Zelf vind ik de ballon ook geslaagd, het inspireert me ergens, van mijn lijstje vertel ik veel minder omdat me allerlei herinneringen te binnen springen die ik haar vertel en  waarvan ik nu pas besef hoe grappig die eigenlijk zijn. Ik verlaat het kerkhof soms met tranende ogen vanwege alle lachbuien die ik krijg. Het geeft me echt energie, in plaats van steeds een leegte achter te laten. Maar het is niet alleen mijn moeder. Het is ook die van mijn zus.

 

Ze weet wanneer ik naar mama ga. We weten het van elkaar, aparte dagen, niet dat we elkaar expres willen vermijden, maar we hebben elk een andere soort band met mama en willen daarom ook op onze eigen manier rouwen.
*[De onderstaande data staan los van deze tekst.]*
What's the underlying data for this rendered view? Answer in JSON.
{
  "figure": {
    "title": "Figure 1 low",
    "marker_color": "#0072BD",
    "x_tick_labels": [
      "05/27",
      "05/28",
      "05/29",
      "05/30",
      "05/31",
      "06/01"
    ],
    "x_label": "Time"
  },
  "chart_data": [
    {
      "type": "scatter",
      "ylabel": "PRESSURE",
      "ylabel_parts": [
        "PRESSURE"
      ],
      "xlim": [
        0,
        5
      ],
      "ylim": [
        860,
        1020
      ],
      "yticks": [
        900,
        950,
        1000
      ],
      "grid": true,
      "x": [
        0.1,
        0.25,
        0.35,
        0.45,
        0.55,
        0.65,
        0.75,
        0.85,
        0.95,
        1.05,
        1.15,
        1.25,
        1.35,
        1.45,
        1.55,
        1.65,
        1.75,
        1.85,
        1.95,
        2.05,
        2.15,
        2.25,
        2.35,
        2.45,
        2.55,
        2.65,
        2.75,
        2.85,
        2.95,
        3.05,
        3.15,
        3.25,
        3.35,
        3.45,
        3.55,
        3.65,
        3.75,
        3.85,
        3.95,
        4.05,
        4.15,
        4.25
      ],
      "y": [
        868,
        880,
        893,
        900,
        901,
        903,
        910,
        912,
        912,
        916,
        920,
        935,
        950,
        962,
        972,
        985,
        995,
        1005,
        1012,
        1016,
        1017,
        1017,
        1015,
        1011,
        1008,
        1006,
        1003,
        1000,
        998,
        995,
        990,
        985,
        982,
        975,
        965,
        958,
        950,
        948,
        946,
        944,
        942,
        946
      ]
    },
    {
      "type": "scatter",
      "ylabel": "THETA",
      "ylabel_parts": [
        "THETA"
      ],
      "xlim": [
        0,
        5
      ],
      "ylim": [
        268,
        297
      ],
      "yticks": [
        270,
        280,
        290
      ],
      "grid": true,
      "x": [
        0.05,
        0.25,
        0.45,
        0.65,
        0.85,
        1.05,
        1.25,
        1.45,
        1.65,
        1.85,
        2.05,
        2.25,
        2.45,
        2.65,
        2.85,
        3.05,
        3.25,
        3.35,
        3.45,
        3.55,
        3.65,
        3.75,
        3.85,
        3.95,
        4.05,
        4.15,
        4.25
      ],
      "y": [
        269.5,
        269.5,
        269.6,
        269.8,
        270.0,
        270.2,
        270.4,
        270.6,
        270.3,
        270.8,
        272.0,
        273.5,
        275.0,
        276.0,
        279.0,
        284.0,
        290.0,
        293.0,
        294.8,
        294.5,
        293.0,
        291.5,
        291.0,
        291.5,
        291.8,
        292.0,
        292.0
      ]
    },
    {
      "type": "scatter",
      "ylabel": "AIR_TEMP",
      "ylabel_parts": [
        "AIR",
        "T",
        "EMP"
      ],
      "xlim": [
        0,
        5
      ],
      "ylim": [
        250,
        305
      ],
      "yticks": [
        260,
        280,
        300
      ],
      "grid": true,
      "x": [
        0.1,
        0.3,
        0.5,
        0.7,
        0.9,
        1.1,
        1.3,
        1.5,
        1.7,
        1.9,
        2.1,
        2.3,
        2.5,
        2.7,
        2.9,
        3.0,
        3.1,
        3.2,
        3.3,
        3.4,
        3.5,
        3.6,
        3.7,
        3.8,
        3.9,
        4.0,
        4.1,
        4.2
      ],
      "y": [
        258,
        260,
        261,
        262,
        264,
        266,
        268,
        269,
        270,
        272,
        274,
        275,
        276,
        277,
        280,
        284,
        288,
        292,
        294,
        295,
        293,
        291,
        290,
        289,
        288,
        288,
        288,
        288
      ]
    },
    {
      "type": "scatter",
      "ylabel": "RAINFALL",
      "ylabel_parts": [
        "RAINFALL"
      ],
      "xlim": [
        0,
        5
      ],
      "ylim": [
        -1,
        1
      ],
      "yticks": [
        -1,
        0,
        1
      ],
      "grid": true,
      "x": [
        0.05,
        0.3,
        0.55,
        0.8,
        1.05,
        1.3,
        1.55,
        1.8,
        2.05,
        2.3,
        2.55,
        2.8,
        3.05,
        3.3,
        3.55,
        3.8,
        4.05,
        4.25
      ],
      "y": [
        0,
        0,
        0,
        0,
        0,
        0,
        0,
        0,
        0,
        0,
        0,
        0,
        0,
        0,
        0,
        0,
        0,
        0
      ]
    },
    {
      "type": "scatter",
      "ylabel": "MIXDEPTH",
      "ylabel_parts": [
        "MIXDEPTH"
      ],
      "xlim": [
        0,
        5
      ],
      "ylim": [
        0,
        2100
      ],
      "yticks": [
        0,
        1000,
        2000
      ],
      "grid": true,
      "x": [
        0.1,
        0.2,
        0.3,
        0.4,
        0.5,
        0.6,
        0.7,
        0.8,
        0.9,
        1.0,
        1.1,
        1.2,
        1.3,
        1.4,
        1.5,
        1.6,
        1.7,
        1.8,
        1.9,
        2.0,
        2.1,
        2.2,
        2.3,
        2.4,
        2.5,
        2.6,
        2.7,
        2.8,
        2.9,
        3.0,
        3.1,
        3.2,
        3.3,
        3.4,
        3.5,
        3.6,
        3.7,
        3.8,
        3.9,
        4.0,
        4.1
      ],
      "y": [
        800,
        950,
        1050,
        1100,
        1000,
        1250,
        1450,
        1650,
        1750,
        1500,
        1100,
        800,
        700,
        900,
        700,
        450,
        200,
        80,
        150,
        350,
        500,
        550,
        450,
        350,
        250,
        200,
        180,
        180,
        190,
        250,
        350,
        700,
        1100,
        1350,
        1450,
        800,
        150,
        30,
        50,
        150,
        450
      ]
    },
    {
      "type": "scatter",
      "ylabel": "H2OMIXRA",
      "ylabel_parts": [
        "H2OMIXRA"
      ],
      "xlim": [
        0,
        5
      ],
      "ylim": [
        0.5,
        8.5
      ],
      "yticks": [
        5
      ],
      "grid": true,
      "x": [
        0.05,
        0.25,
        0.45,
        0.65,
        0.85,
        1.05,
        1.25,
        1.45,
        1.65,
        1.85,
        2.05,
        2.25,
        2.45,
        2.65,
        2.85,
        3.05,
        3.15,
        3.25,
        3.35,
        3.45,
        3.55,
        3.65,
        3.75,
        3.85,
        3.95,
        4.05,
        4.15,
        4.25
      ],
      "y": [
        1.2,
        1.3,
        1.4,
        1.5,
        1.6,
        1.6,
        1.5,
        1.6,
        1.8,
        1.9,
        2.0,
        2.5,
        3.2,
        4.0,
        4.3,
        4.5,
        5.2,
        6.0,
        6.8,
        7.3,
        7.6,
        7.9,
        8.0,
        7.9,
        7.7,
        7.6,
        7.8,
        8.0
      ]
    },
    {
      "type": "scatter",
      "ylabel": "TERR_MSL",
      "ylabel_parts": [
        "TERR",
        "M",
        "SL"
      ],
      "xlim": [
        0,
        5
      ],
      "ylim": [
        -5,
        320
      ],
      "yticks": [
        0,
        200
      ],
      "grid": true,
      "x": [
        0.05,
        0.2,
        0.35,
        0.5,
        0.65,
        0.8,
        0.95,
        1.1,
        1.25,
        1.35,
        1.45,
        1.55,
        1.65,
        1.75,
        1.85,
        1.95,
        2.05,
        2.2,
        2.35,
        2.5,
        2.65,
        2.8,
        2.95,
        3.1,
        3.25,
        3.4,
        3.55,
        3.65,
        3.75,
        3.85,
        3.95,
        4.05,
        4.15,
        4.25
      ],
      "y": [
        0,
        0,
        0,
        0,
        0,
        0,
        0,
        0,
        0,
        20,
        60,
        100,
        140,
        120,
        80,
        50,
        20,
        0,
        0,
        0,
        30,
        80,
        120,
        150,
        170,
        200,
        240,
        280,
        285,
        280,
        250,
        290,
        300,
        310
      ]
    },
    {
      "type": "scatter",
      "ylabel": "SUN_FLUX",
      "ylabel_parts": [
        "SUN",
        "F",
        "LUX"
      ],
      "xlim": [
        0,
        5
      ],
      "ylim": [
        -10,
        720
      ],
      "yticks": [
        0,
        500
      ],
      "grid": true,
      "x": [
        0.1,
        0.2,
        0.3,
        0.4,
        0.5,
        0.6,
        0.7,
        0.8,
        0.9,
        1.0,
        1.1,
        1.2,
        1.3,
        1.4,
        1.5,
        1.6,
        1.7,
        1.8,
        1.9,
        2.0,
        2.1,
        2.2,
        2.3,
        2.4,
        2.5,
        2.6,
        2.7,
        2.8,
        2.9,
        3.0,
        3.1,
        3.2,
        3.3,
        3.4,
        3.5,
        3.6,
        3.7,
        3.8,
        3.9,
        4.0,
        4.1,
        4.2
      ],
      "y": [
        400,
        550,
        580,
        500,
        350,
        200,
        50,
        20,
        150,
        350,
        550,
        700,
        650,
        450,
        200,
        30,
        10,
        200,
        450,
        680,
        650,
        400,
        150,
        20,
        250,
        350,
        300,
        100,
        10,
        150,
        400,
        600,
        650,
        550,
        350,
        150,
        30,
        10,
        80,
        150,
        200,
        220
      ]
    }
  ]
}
En toch komt ze daar op zaterdag afgestapt. Ze komt via de hoofdingang, tien minuten gestapt, waanzin. Voordat ze het padje richting mij neemt, begint ze al met het schudden van haar hoofd.

 

“Ik dacht eerst dat het een grap was, maar natuurlijk komt het van jou”, zegt ze. “Hoe kom je er zelfs bij? Een ballon op een graf. Heb je voor volgende week ook een clown geboekt?”

​

“Het hangt er al maanden, waarom stoort het je nu pas?”

​

“Maanden? Een ballon blijft geen maanden zweven.”

“Deze wel.”

​

“Bedankt om dan toch een kwalitatieve ballon te hangen aan het graf van ons moeder. Het is toch geen zicht, Elena, bij een kind kan je dat misschien nog doen, maar toch niet bij een vrouw die 97 is geworden?”

​

“Ze zou er 98 geworden zijn.”

​

“Ja, goed, breng dat nog eens ter sprake, geef mij maar weer een schuldgevoel. Het is dat het veel verschil zou hebben uitgemaakt.”

​

“Die ballon is gewoon om balans te hebben. Dat ik me niet alleen enorm triest voel als ik hier aankom. Al die blijdschap van haar leven moet toch ook ergens een teken krijgen? En ja, bloemen, maar die zien na een paar dagen ook bruin of zwart.”

​

“Niet alles hoeft altijd leuk te zijn. De dood is gewoon enorm klote.”

​

 “Daar gaat het niet om. Het is niet voor mij, het i-”

​

“Voor haar zeker? Ja, ze zal er deugd van hebben zo onder de grond.”

​

“Wat is er zo erg aan, Iona? Het is maar een ballon. En blijkbaar kom je toch maar om de zoveel maanden op bezoek, dus veel last zal je er niet van hebben.”

​

“Spreek zo niet tegen mij!” Ze tempert haar stem niet ondanks onze omgeving en komt vlak bij me staan met haar vinger bijna in mijn neusgat. “Doe niet alsof ik de slechte dochter ben! Ze was ook mijn moeder! En ik wil godverdomme niet dat haar rustplaats eruit ziet als een circus!”

 

Voordat ik iets kan doen, schiet ze vooruit en staat naast de ballon. Ik roep nog iets, maar het is te laat: met een ruk breekt ze het touwtje en verliest de ballon alle contact met de grond. Langzaam stijgt het op en gaat tussen de bomen door richting hemel. Nog een hele tijd is hij daar zichtbaar, alleen steeds kleiner en kleiner. Daarna wordt het onmogelijk hem nog te onderscheiden.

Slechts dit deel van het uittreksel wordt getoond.